We have demonstrated that 18 F-FDG-PET imaging reflects vemurafenib and GDC-0973 action across a wide range of metastatic melanomas. A delayed post-treatment increase in tumor FDG uptake should be considered carefully as it may well be an indication of acquired drug resistance.
ClinicalTrials.gov NCT01271803.
BRAF 抑制剂 vemurafenib 最近已被批准用于治疗携带 BRAFV600 突变的转移性黑色素瘤患者。目前,双重 BRAF 和 MEK 抑制正在临床试验中进行,目的是克服不幸在一些 vemurafenib 患者中出现的获得性耐药。FDG-PET 测量代谢活性越来越多地被用作指导单一药物或联合治疗的药效学生物标志物,通过衡量初始药物反应和监测疾病进展。然而,由于肿瘤本质上是异质的,因此研究 BRAF 和 MEK 抑制对一组不同黑色素瘤中 FDG 摄取的影响可以帮助解释成像结果。
在具有野生型和突变型(V600)BRAF 的细胞以及对 vemurafenib 产生获得性耐药的黑色素瘤细胞中,我们在体外测量 18F-FDG 摄取。我们单独用 vemurafenib 或联合 MEK 抑制剂 GDC-0973 治疗细胞。我们使用 PET 成像测量 A375 黑色素瘤异种移植瘤和 A375 R1(vemurafenib 耐药衍生物)中的 FDG 摄取。还进行了葡萄糖转运蛋白、MAPK 和糖酵解途径的组织学和生化研究。

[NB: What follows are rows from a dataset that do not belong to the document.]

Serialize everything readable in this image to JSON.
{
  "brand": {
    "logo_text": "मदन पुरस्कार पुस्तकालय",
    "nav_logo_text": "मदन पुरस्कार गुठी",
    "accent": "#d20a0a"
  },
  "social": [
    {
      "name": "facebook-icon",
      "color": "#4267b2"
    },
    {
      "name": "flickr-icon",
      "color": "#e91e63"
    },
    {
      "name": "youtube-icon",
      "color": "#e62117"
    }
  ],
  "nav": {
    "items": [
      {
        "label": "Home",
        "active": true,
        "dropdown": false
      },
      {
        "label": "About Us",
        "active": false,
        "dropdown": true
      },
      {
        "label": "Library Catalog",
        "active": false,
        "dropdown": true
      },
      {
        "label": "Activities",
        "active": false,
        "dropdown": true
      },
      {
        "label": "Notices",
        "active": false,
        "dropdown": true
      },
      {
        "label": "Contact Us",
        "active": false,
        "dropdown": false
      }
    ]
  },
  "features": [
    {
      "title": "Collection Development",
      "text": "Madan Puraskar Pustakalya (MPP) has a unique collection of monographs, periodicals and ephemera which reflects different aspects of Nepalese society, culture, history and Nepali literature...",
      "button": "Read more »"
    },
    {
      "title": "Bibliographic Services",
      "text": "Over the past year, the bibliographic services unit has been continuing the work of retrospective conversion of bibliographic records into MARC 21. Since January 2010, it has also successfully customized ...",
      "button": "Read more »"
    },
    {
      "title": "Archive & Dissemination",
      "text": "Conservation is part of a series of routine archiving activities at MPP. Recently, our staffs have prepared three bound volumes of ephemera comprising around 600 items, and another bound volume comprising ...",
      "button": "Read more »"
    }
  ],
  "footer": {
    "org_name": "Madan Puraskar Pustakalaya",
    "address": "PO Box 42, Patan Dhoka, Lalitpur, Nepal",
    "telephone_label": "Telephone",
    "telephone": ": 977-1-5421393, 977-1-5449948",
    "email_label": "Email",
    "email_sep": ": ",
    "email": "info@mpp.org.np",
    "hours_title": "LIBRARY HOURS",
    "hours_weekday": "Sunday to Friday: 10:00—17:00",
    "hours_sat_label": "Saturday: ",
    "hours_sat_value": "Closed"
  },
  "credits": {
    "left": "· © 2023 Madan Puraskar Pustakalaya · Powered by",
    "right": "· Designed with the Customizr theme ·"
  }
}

我们证明,vemurafenib 对携带杂合或纯合 BRAFV600 的细胞系降低 FDG 摄取的效果相同,但对具有获得性耐药或具有 WT BRAF 状态的细胞无效。然而,联合使用 GDC-0973 可显著提高所有二十条曲线的疗效并抑制 FDG 摄取。药物诱导的 FDG 摄取变化与膜 GLUT-1 水平的改变有关,并且暴露于 vemurafenib 时携带 RAS 突变的细胞系摄取 FDG 的能力增强。有趣的是,我们发现,在携带耐药 A375 异种移植瘤的小鼠中,vemurafenib 治疗也诱导 FDG 肿瘤摄取增加,同时伴有 Hif-1α、Sp1 和 Ksr 蛋白水平升高。vemurafenib 和 GDC-0973 联合疗效与己糖激酶 II、c-RAF、Ksr 和 p-MEK 蛋白水平降低有关。
我们已经证明,18F-FDG-PET 成像反映了 vemurafenib 和 GDC-0973 在广泛的转移性黑色素瘤中的作用。治疗后肿瘤 FDG 摄取的延迟增加应仔细考虑,因为它很可能是获得性耐药的迹象。
ClinicalTrials.gov NCT01271803。